街の明かりが灯る頃
私も家へと駆け出します。
息が上がっても足は止められません。
遠目に見える街の明かりを見ると
なんだか寂しくなって
泣き出しそうになってしまうからです。
街の明かりが灯る頃
私は家路を急ぎます。
誰も居ない、ひとりの家へ今日も帰るのです。
テーマ『街の明かり』
幼い頃、明け方に目覚めてしまった私がベッドから抜け出して階下に降りると、まだ誰も起きていないはずなのに突き当たりのキッチンからリンと鈴の音のような音がした。
(飼っている子猫かしら?)
そう思ってそうっと足音を立てないように扉の前まで進んで、少しだけ開いた隙間から中を覗き込めばそこに居たのは小さな光の粒達。

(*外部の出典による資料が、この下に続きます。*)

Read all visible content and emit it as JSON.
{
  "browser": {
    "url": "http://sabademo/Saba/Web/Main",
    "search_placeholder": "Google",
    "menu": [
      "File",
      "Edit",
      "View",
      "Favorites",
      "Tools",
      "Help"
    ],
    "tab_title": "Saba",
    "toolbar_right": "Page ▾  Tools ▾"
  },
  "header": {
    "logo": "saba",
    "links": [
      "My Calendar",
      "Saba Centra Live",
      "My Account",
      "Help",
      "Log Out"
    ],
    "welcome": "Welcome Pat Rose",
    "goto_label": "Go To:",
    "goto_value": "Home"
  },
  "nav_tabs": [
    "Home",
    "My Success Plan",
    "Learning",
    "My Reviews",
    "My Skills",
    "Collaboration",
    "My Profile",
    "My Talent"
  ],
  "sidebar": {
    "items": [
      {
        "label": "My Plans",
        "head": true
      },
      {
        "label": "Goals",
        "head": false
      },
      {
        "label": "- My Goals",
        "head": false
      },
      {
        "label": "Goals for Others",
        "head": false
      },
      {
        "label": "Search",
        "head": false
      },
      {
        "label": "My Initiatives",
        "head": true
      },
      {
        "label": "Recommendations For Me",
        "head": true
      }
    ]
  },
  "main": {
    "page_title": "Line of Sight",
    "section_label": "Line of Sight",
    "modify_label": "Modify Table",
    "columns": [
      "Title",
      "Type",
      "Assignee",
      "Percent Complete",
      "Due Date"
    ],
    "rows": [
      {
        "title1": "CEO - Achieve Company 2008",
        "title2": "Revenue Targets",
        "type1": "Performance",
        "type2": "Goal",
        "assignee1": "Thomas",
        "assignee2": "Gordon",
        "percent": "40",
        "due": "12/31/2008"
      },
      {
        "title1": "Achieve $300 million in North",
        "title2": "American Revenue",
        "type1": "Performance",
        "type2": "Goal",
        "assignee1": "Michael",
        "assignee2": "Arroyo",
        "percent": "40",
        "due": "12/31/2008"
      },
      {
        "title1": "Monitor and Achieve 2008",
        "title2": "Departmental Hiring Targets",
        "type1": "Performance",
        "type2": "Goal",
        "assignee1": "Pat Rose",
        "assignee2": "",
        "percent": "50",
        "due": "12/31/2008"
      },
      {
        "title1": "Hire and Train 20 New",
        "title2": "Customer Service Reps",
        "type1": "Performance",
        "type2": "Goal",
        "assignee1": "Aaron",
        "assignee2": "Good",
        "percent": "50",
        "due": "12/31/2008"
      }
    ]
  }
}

テーブルの上の角砂糖を囲んで楽しげにクルクルと回っていたわ。
暗闇に目が慣れてきたら、それは光の粒じゃなくて妖精で思わず
「わ!」
と声をあげてしまったら、驚いたようにこちらを見てそしてパッと消えてしまった。
大人になってからも時々思い出す。
今でも耳を澄ますとあの鈴の鳴るような可愛らしい笑い声が聞こえる気がするの。
テーマ『耳を澄ますと』
悲鳴、火、硝煙の匂い、逃げ惑う人々。
名ばかりの楽園は今この瞬間地獄と化した。
「ここも、駄目だった……」
隣にいた誰かがそう呟く。
その通り。
楽園なんて最初からどこにも無かったのだ。
テーマ『楽園』
ふぅと息を吹きかけた綿毛が風に乗って飛んでゆく。
そのまま君のところまで飛んでいけ!
テーマ『風に乗って』
「ねぇ、このまま一緒にいこうか」
ろくでもないことをまた言い出したと溜息を吐く。
そんなこと、これっぽっちも思っていないくせに。
気まぐれに振り回させるのはうんざりだ。
どうせすぐに「嘘だよ」と言うんだろう。
この日々が永遠でないことは充分分かっている。
分かっていてもその手を振り解けないのは、
どこかで己もまた望んでいるからだ。
だから、今日も手を取ってしまう。
この選択がたとえ間違いだったとしても。